Tuesday, February 15, 2011

Why I Hate The Red Sox

           There are so many good, legitimate reasons to hate the Red Sox that I’m just hoping I don’t forget any of the major ones. I'm going to preface this with why it is relevant. I will be referencing my hatred for the Red Sox quite often throughout this blog and figure I should explain why. I think this will help everyone better understand the blog. Let’s start with the pink hat fad. Look ladies if you want to like the team I got no problem with that. But learn to love the colors. Your teams are blue and red. If you don’t want to wear those don’t wear team gear to the game it’s that simple. I understand most of the people that are wearing the pink apparel aren’t actually fans, and are only at the games because they got dragged there by their rich boyfriend who barely likes the team either but got the company seats for the nights and couldn’t say no to his boss. It’s not a requirement to wear team gear to a game. Simply wear regular clothes so I don’t have to see you when the camera pans the box seats and half the women are wearing pink shit.
Now let’s knock out the main reason why I can’t stand the Red Sox. I understand you guys didn’t win the World Series for a little while. But you have to understand what you had was only the third longest ACTIVE drought at the time. Yet your fans acted like the rest of the league was taking turns sharing the World Series and were leaving your poor Red Sox out. At the time the city of Chicago hadn’t won a pennant since 1959. That’s only 45 years without even being in the World Series. For a city that has two entries every year. So if I hear “Why Not Us” one more time I’m seriously going to shit my pants right in the middle of class. I’m at wits end. Or let’s talk about all through my childhood having to listen to idiots on the TV and in the paper say this, “I just hope Grampy gets to see the Red Sox win one in his lifetime.” Guess what sweetheart, Grampy just soiled his third diaper of the day and it’s barely noon. He barely liked the Red Sox when he was a real person. So now that he’s senile do him a favor and stop pretending like he was a season ticket holder at 81 games a year. What Grampy really wants is a beer and to see Grandma naked. He’d tell you this himself, but he lost his words two years ago. And also I feel bad for the half of Red Sox fans that are real fans and have watched the team their whole lives. I know there’s some of you out there hiding in the sea of bandwagon fans who thought it was cool and popular to “suffer” during the Curse of the Bambino. If you like the team, but are too busy having a life to be a die-hard fan that’s fine. I just don’t want to hear about your suffering. You’re not.

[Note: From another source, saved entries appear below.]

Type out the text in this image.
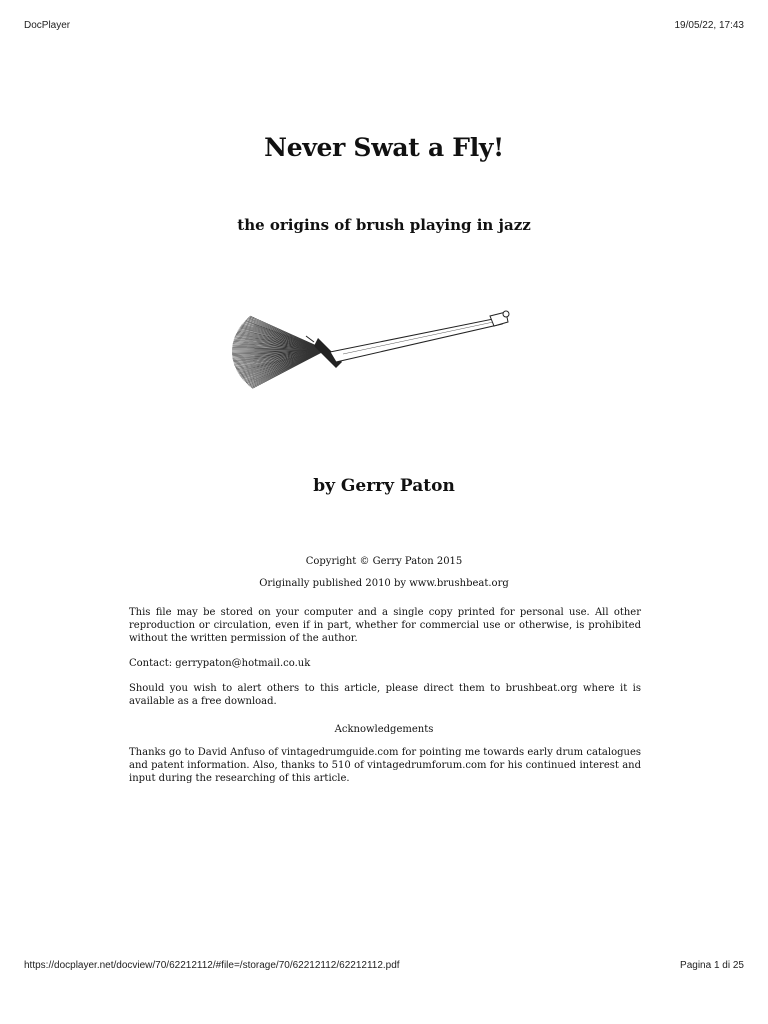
DocPlayer	19/05/22, 17:43
Never Swat a Fly!
the origins of brush playing in jazz
by Gerry Paton
Copyright © Gerry Paton 2015
Originally published 2010 by www.brushbeat.org
This file may be stored on your computer and a single copy printed for personal use. All other reproduction or circulation, even if in part, whether for commercial use or otherwise, is prohibited without the written permission of the author.
Contact: gerrypaton@hotmail.co.uk
Should you wish to alert others to this article, please direct them to brushbeat.org where it is available as a free download.
Acknowledgements
Thanks go to David Anfuso of vintagedrumguide.com for pointing me towards early drum catalogues and patent information. Also, thanks to 510 of vintagedrumforum.com for his continued interest and input during the researching of this article.
https://docplayer.net/docview/70/62212112/#file=/storage/70/62212112/62212112.pdf	Pagina 1 di 25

Another real winner is “How are we supposed to compete with the Yankees they buy all their players!” Sure the Yankees have roughly an extra 40 million on their books this year. But let’s be realistic both teams have absolutely no discretion about throwing money around. The teams around every major free agent are generally the Yankees, Red Sox, Angels, and recently the Phillies. Obviously, every once in a while a random team surfaces around a certain big name player willing to risk the next four years of their franchise on that one guy. This is how a team should be built. You put together some good home grown talent, meaning at least three solid starters, a closer and five position players. Fill the bullpen with knock around guys and some younger pitchers that don’t yet have the repertoire to start, but have a couple dynamite pitches. Sign a couple of decent veteran starters to throw at the back end of the rotation. Now, once you have this assembled is when you should go to free agency for the missing piece that puts your team over the top, as well as a few other veteran players to play roles and fill out your bench. Or you can always take the Red Sox or Yankees approach, fire your scouting department to save a couple mil and throw your cash at every player with a big name that Baseball Tonight tells you is good. Ignore signs like injury history or down years and spend baby spend. Then when the guy gets hurt or proves that it wasn’t just a down year give up on him quick and say “He just couldn’t handle Boston or New York” and repeat the cycle. Newsflash guys…your city is not too tough to handle. It’s actually just like every other city that has a baseball team. The only difference is you guys think every player has to hit .380 with 50 home runs every year. People have bad weeks, months and years guys its part of baseball. And Red Sox fans please don’t tell me you are any different than Yankees fans. You are literally the same people so please learn to live with it. The Red Sox might even be getting better at this game seeing as they pwned the Yankees and signed Adrian Gonzalez and Carl Crawford.